Affluent Americans Are Increasingly Interested In Reverse Mortgages
The reverse mortgage market has always focused on middle- and lower-income Americans, retirees with home equity and a need for cash. And while controversy has often surrounded the reverse product, it has been continually represented as a viable product for consumers who meet the requirements.
Historically, 95% of the reverse mortgage market was controlled by the Federal Housing Administration (FHA) Home Equity Conversion Mortgage (HECM) program, which requires borrowers to be at least 62 years of age and limits the amount borrowed to $726,525, as of this year. But, today’s retirees don’t always match the profiles of prior generations. According to a report by Stanford Center on Longevity, one-third of Baby Boomers had no money saved in retirement plans as of 2014, and they had more debt than prior generations. Despite their lack of savings, as of 2017, adults age 62 and over had accumulated $6.3 trillion in home equity, and they’re increasingly staying put rather than downsizing like their predecessors did. Plus, there’s another group of baby boomers sitting on large, high-end homes they cannot sell, especially across the Sunbelt (the southern region of the U.S., stretching from Southern California across to the Southeast), according to Candace Taylor of The Wall Street Journal.
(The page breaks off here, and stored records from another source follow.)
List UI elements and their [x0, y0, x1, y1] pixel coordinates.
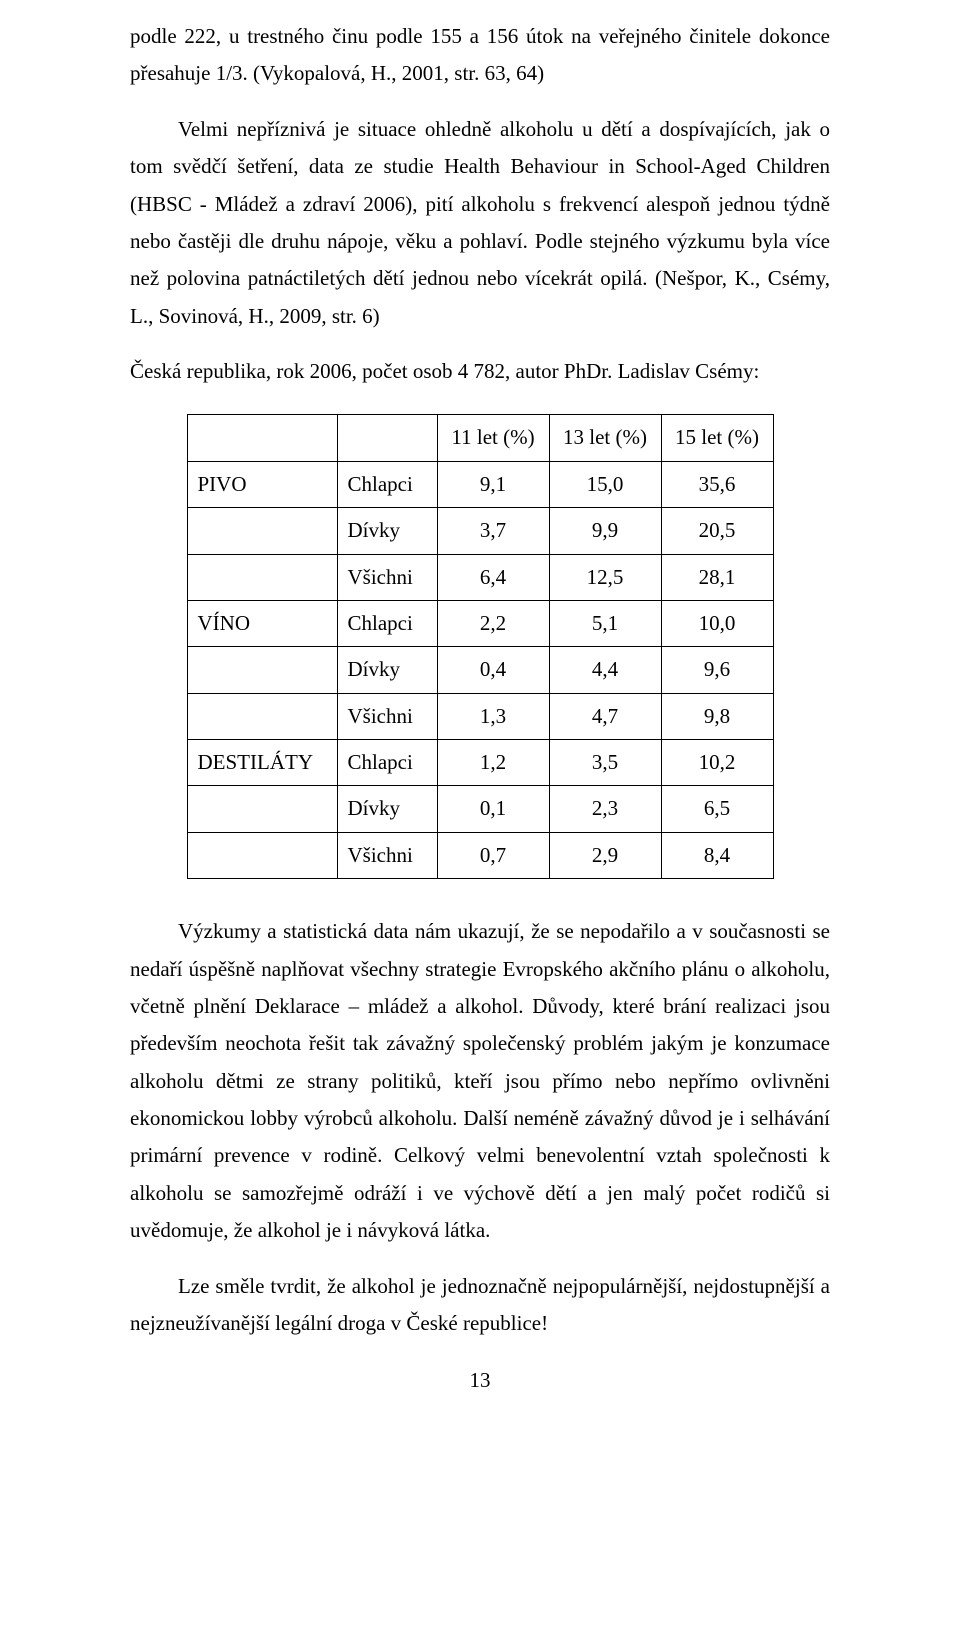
table-row: Dívky 0,4 4,4 9,6 — [187, 647, 773, 693]
cell-value: 3,7 — [437, 508, 549, 554]
cell-category — [187, 693, 337, 739]
table-row: Dívky 0,1 2,3 6,5 — [187, 786, 773, 832]
paragraph-4: Výzkumy a statistická data nám ukazují, … — [130, 913, 830, 1249]
cell-value: 9,8 — [661, 693, 773, 739]
cell-group: Dívky — [337, 647, 437, 693]
cell-value: 28,1 — [661, 554, 773, 600]
table-row: PIVO Chlapci 9,1 15,0 35,6 — [187, 461, 773, 507]
cell-group: Dívky — [337, 786, 437, 832]
cell-category — [187, 508, 337, 554]
cell-group: Chlapci — [337, 600, 437, 646]
cell-value: 4,4 — [549, 647, 661, 693]
cell-value: 10,0 — [661, 600, 773, 646]
cell-value: 2,9 — [549, 832, 661, 878]
cell-group: Chlapci — [337, 461, 437, 507]
cell-value: 6,5 — [661, 786, 773, 832]
table-row: Všichni 1,3 4,7 9,8 — [187, 693, 773, 739]
header-blank-1 — [187, 415, 337, 461]
cell-category — [187, 786, 337, 832]
cell-category — [187, 832, 337, 878]
cell-value: 20,5 — [661, 508, 773, 554]
cell-value: 0,1 — [437, 786, 549, 832]
header-11let: 11 let (%) — [437, 415, 549, 461]
page-number: 13 — [130, 1362, 830, 1399]
alcohol-consumption-table: 11 let (%) 13 let (%) 15 let (%) PIVO Ch… — [187, 414, 774, 879]
cell-category: PIVO — [187, 461, 337, 507]
table-row: Všichni 6,4 12,5 28,1 — [187, 554, 773, 600]
cell-group: Chlapci — [337, 740, 437, 786]
cell-group: Dívky — [337, 508, 437, 554]
cell-group: Všichni — [337, 832, 437, 878]
table-row: VÍNO Chlapci 2,2 5,1 10,0 — [187, 600, 773, 646]
cell-category: VÍNO — [187, 600, 337, 646]
cell-value: 12,5 — [549, 554, 661, 600]
table-row: DESTILÁTY Chlapci 1,2 3,5 10,2 — [187, 740, 773, 786]
paragraph-5: Lze směle tvrdit, že alkohol je jednozna… — [130, 1268, 830, 1343]
header-15let: 15 let (%) — [661, 415, 773, 461]
cell-group: Všichni — [337, 693, 437, 739]
cell-category — [187, 647, 337, 693]
cell-value: 1,3 — [437, 693, 549, 739]
cell-value: 2,3 — [549, 786, 661, 832]
cell-value: 8,4 — [661, 832, 773, 878]
paragraph-2: Velmi nepříznivá je situace ohledně alko… — [130, 111, 830, 335]
cell-value: 5,1 — [549, 600, 661, 646]
cell-value: 15,0 — [549, 461, 661, 507]
cell-group: Všichni — [337, 554, 437, 600]
header-13let: 13 let (%) — [549, 415, 661, 461]
cell-value: 9,9 — [549, 508, 661, 554]
cell-value: 2,2 — [437, 600, 549, 646]
cell-value: 10,2 — [661, 740, 773, 786]
cell-value: 1,2 — [437, 740, 549, 786]
cell-value: 35,6 — [661, 461, 773, 507]
cell-value: 4,7 — [549, 693, 661, 739]
data-table-container: 11 let (%) 13 let (%) 15 let (%) PIVO Ch… — [130, 414, 830, 879]
table-row: Dívky 3,7 9,9 20,5 — [187, 508, 773, 554]
cell-category: DESTILÁTY — [187, 740, 337, 786]
table-header-row: 11 let (%) 13 let (%) 15 let (%) — [187, 415, 773, 461]
cell-value: 6,4 — [437, 554, 549, 600]
cell-value: 9,1 — [437, 461, 549, 507]
cell-value: 3,5 — [549, 740, 661, 786]
document-page: podle 222, u trestného činu podle 155 a … — [0, 0, 960, 1648]
paragraph-1: podle 222, u trestného činu podle 155 a … — [130, 18, 830, 93]
table-row: Všichni 0,7 2,9 8,4 — [187, 832, 773, 878]
header-blank-2 — [337, 415, 437, 461]
cell-value: 0,4 — [437, 647, 549, 693]
cell-value: 0,7 — [437, 832, 549, 878]
cell-category — [187, 554, 337, 600]
cell-value: 9,6 — [661, 647, 773, 693]
paragraph-3: Česká republika, rok 2006, počet osob 4 … — [130, 353, 830, 390]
New Proprietary Reverse Mortgage Products Were Designed For Affluent Seniors
Seeing the growing demand from younger borrowers and those with more expensive houses, five lenders – Finance of America Reverse, One Reverse Mortgage (by Quicken Loan), American Advisors Group, Reverse Mortgage Funding, Longbridge Financial – have recently launched proprietary reverse mortgage products, which are not as restrictive as the FHA’s HECM loans. For example, the Equity Elite reverse mortgage from Reverse Mortgage Funding loans up to $4 million in home equity to reverse borrowers as young as 60.
Although the lenders offering proprietary reverse mortgages are not reporting on origination volume, representatives of these financial institutions have noted increased popularity. In part, that’s due to shifts in perception among affluent borrowers. As explained by Steve Resch, Vice President of Retirement Strategies at Finance of America Reverse, “…there’s been an enormous change in the past two years as to how they [financial advisors and consumers] receive the message [about the benefits of reverse mortgage] that we’re sharing with them.” Referencing attendees of April’s Retirement, Taxes & Income Strategies Symposium, Resch said, “They’re higher net worth people, and many of them came up and talked to us about reverse mortgages and were saying that they’d heard more and more positivity about them, and wanted to know how they worked.”
Affluent Acceptance Of Reverse Mortgages Renews Mainstream Desire
As is often the case, mainstream consumers follow the trends of the affluent ― even when it comes to acceptable finance products. In April, there was a 12.7% increase from the month prior in the number of HECM reverse mortgages closed, according to Reverse Mortgage Insight which noted the reverse market “is looking fairly positive as springtime rounds into full form around the country.”
Reverse Mortgage Education May Be The Key To Reverse Mortgage Marketing Success
As seniors investigate their financial options, emotions can range from inquisitive to fearful. Reverse mortgage marketers adopting an education- and solutions-based sales process are likely to earn the trust of their markets. In addition to engaging with consumers inquiring online or via calls about immediate qualification for reverse mortgages, consider building a list of subscribers to whom you can deliver continual outreach. As reverse mortgage rules and interest rates change, you can make sure your message is delivered to the audience most likely to seek more support and information.